29.10.2008

Kavuşmak Lazım

Akıntı yönünde sürüklenen bir çakıl taşı gibi sürtüne sürtüne yaşlanırken alışkanlarımı değiştirme cüretine sahibim artık.Hayatımın kontrolü parmaklarımın ucunda ve istediğim gibi oynatıyorum ruhumdaki kuklayı.İçimdeki iklimi ılıklaştırdığımdan beri başımı başka omuzlara yaslamak yerine boynumun üzerine tutmayı becerebiliyorum.Gözyaşlarım eskisi kadar narin değil en ufak bir rüzgarda dökülmüyorlar.Tek başınalığı kaldırabilecek kadar kuvvetlense de kollarım; Ah.Bir de sen olsan.Yüklenirdik sevda sözlerimizle ikimiz.Giderdik uzaklara.

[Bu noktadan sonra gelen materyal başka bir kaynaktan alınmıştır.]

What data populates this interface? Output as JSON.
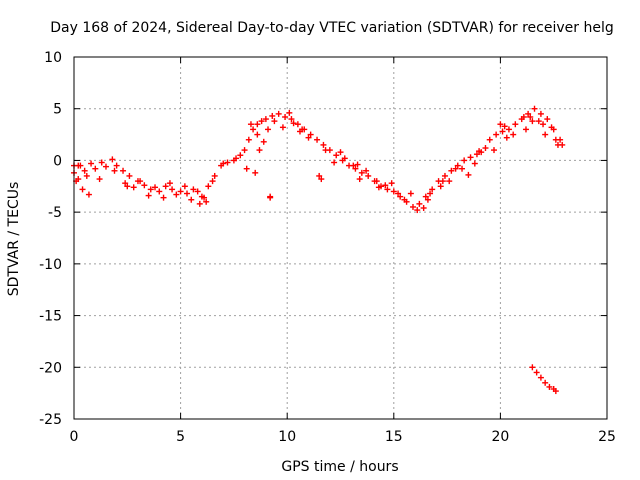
{
  "chart_data": {
    "type": "scatter",
    "title": "Day 168 of 2024, Sidereal Day-to-day VTEC variation (SDTVAR) for receiver helg",
    "xlabel": "GPS time / hours",
    "ylabel": "SDTVAR / TECUs",
    "xlim": [
      0,
      25
    ],
    "ylim": [
      -25,
      10
    ],
    "xticks": [
      0,
      5,
      10,
      15,
      20,
      25
    ],
    "yticks": [
      -25,
      -20,
      -15,
      -10,
      -5,
      0,
      5,
      10
    ],
    "xtick_labels": [
      "0",
      "5",
      "10",
      "15",
      "20",
      "25"
    ],
    "ytick_labels": [
      "-25",
      "-20",
      "-15",
      "-10",
      "-5",
      "0",
      "5",
      "10"
    ],
    "grid": true,
    "marker": "+",
    "color": "#ff0000",
    "series": [
      {
        "name": "SDTVAR",
        "x": [
          0.0,
          0.3,
          0.5,
          0.8,
          1.0,
          1.3,
          1.5,
          1.8,
          2.0,
          2.3,
          2.6,
          3.0,
          3.3,
          3.6,
          4.0,
          4.3,
          4.6,
          5.0,
          5.3,
          5.6,
          6.0,
          6.3,
          6.6,
          6.9,
          7.2,
          7.5,
          7.8,
          8.0,
          8.2,
          8.4,
          8.6,
          8.8,
          9.0,
          9.3,
          9.6,
          9.9,
          10.2,
          10.5,
          10.8,
          11.1,
          11.4,
          11.7,
          12.0,
          12.3,
          12.6,
          12.9,
          13.2,
          13.5,
          13.8,
          14.1,
          14.4,
          14.7,
          15.0,
          15.3,
          15.6,
          15.9,
          16.2,
          16.5,
          16.8,
          17.1,
          17.4,
          17.7,
          18.0,
          18.3,
          18.6,
          18.9,
          19.1,
          19.5,
          19.8,
          20.1,
          20.4,
          20.7,
          21.0,
          21.3,
          21.6,
          21.9,
          22.2,
          22.5,
          22.8,
          0.1,
          0.4,
          0.7,
          1.2,
          1.9,
          2.4,
          2.8,
          3.5,
          4.2,
          4.8,
          5.5,
          5.9,
          6.2,
          0.2,
          0.6,
          2.5,
          3.1,
          3.8,
          4.5,
          5.2,
          5.8,
          6.1,
          8.3,
          8.6,
          8.9,
          9.4,
          9.8,
          10.3,
          10.7,
          11.0,
          11.8,
          12.5,
          13.1,
          13.7,
          14.3,
          14.9,
          15.5,
          16.1,
          16.7,
          17.3,
          17.9,
          18.5,
          19.0,
          20.0,
          20.6,
          21.2,
          21.8,
          22.4,
          22.9,
          8.1,
          8.5,
          9.2,
          11.5,
          12.2,
          13.4,
          14.2,
          15.2,
          16.4,
          17.2,
          18.2,
          19.3,
          20.3,
          21.1,
          21.5,
          22.1,
          22.7,
          9.2,
          11.6,
          21.5,
          21.7,
          21.9,
          22.1,
          22.3,
          22.5,
          22.6,
          0.0,
          0.2,
          6.5,
          7.0,
          7.6,
          8.7,
          9.1,
          10.1,
          10.6,
          12.7,
          13.3,
          14.6,
          15.8,
          16.6,
          17.6,
          18.8,
          19.7,
          20.2,
          21.4,
          22.0,
          22.6
        ],
        "y": [
          -1.2,
          -0.5,
          -1.0,
          -0.3,
          -0.8,
          -0.2,
          -0.6,
          0.1,
          -0.5,
          -1.0,
          -1.5,
          -2.0,
          -2.4,
          -2.8,
          -3.0,
          -2.5,
          -2.8,
          -3.0,
          -3.2,
          -2.8,
          -3.5,
          -2.5,
          -1.5,
          -0.5,
          -0.2,
          0.0,
          0.5,
          1.0,
          2.0,
          3.0,
          3.5,
          3.8,
          4.0,
          4.3,
          4.5,
          4.2,
          4.0,
          3.5,
          3.0,
          2.5,
          2.0,
          1.5,
          1.0,
          0.5,
          0.0,
          -0.5,
          -0.8,
          -1.2,
          -1.5,
          -2.0,
          -2.5,
          -2.8,
          -3.0,
          -3.5,
          -4.0,
          -4.5,
          -4.2,
          -3.5,
          -2.8,
          -2.0,
          -1.5,
          -1.0,
          -0.5,
          0.0,
          0.3,
          0.6,
          0.8,
          2.0,
          2.5,
          2.8,
          3.0,
          3.5,
          4.0,
          4.5,
          5.0,
          4.5,
          4.0,
          3.0,
          2.0,
          -2.0,
          -2.8,
          -3.3,
          -1.8,
          -1.0,
          -2.2,
          -2.6,
          -3.4,
          -3.6,
          -3.3,
          -3.8,
          -4.2,
          -4.0,
          -0.5,
          -1.5,
          -2.5,
          -2.0,
          -2.6,
          -2.2,
          -2.5,
          -3.0,
          -3.6,
          3.5,
          2.5,
          1.8,
          3.8,
          3.2,
          3.6,
          3.0,
          2.2,
          1.0,
          0.8,
          -0.5,
          -1.0,
          -2.6,
          -2.2,
          -3.8,
          -4.8,
          -3.2,
          -2.0,
          -0.8,
          -1.4,
          0.9,
          3.5,
          2.5,
          3.0,
          3.8,
          3.2,
          1.5,
          -0.8,
          -1.2,
          -3.6,
          -1.5,
          -0.2,
          -1.8,
          -2.0,
          -3.2,
          -4.6,
          -2.5,
          -0.8,
          1.2,
          2.2,
          4.2,
          3.8,
          2.5,
          1.5,
          -3.5,
          -1.8,
          -20.0,
          -20.5,
          -21.0,
          -21.5,
          -21.9,
          -22.1,
          -22.3,
          -0.5,
          -1.8,
          -2.0,
          -0.3,
          0.2,
          1.0,
          3.0,
          4.6,
          2.8,
          0.2,
          -0.4,
          -2.4,
          -3.2,
          -3.8,
          -2.0,
          -0.3,
          1.0,
          3.3,
          4.2,
          3.5,
          2.0
        ]
      }
    ]
  }
}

Kelimeleri kırgın.Yüzü dökülmüş şiir gibi

Eksikliğin bensizliğin..




Dinlenmiyor şu gönlümün kavuşmak endişesi”

20.10.2008

Noktasız Virgül


Müzikle bedenini bu kadar iyi seviştiren biri aşık olma korkusuyla kaçak bir oyunbaz haline dönüşüyor.Zaman un helvası gibi kavrulurken içimizde,tadının acı geleceğini bilerek bekliyoruz demlenmesini.Taşları yerinde oynatan depremlerin çekilip bıraktığı enkazların piçleriydik.Sahibi belli duygularımızı bile tek başına gömüyoruz.Terli ve yorgunken başımıza geçirdiğimiz o şapkanın altında üşüttüğümüzde nefes aldığını hissediyor iliklerimiz.Fahişeleşmiş bir gönülün kısırlaştırılmış hissizlikleri bile umrumuzda değil.Attığım simitleri almayan martılar var bu yaşamda.Ve ben,aynadakiyle çarpıştığımda kırılmayacak bir esneklikte olduğumu görüyorum.Buna büyümek diyorlar.Ben ne zaman ki kendi gölgemin beni yaraladığını anladım,işte o zaman yeniden doğruldum.Doğurdular içimi yeniden.
Artık
Ben ..
Ben nokta olmayı bilmem
Ben sadece virgülüm

16.10.2008

bu bir dokunuş


Dağınık bir yatak.
Yorgun bir ifade.
Pijamalı bir kadın.
Makyajsız bir surat.
Yalnız .. Yıpranmış ama çok güçlü..
Kendimle aynada çarpışmama az kaldı..
We ben hala kirpiklerimi seviyorum..

4.10.2008

benimle oynar mısın_?


Sen beni yenemedin
Çünkü ben seninle oynamadım!”
Rüzgara karşı uçamayıp takılı kalan bir uçurtma gibi olduğum yerde sayıyordum.Yırtık,birkaç kuyruğu kopmuş.Kopan yerlerine çaput bağlamakta bile geç kalınmış,yitik biraz.Kitap.Bir fincan kahve,şekersiz.Yeşil bir tişört.Dağınıklığı bile simetrik.Kelimeleri israf edemeyecek kadar yorgun ve kısık bir ses.Başında insancıklardan yapılmış tacı yok görüldüğü gibi.Makyajsız. Hasta olduğundan yer çekimine direnen bir gamzesi var.Bekliyor neyi beklediğini bilmeyerek.”Ben seni dinlemedim,sen beni anlamadın” diyor şarkı.Hayatında bu kadar pencereleri açık olsaydı içeriye hava girerdi.Peşinde dolanan bir aklım,karşılaşabileceğin seni takip eden düşüncelerim var yokluğunda.
Ne de olsa konuşmak çift taraflı bir eylemdir.
Konuşmak lazım(dı )varlığında.
Attığımdan beri havada duran bu zarlar yere mi düştü yoksa_?
Hiç sormadın ama ben en çok kirpiklerimi severdim.Öpseydin anlardın!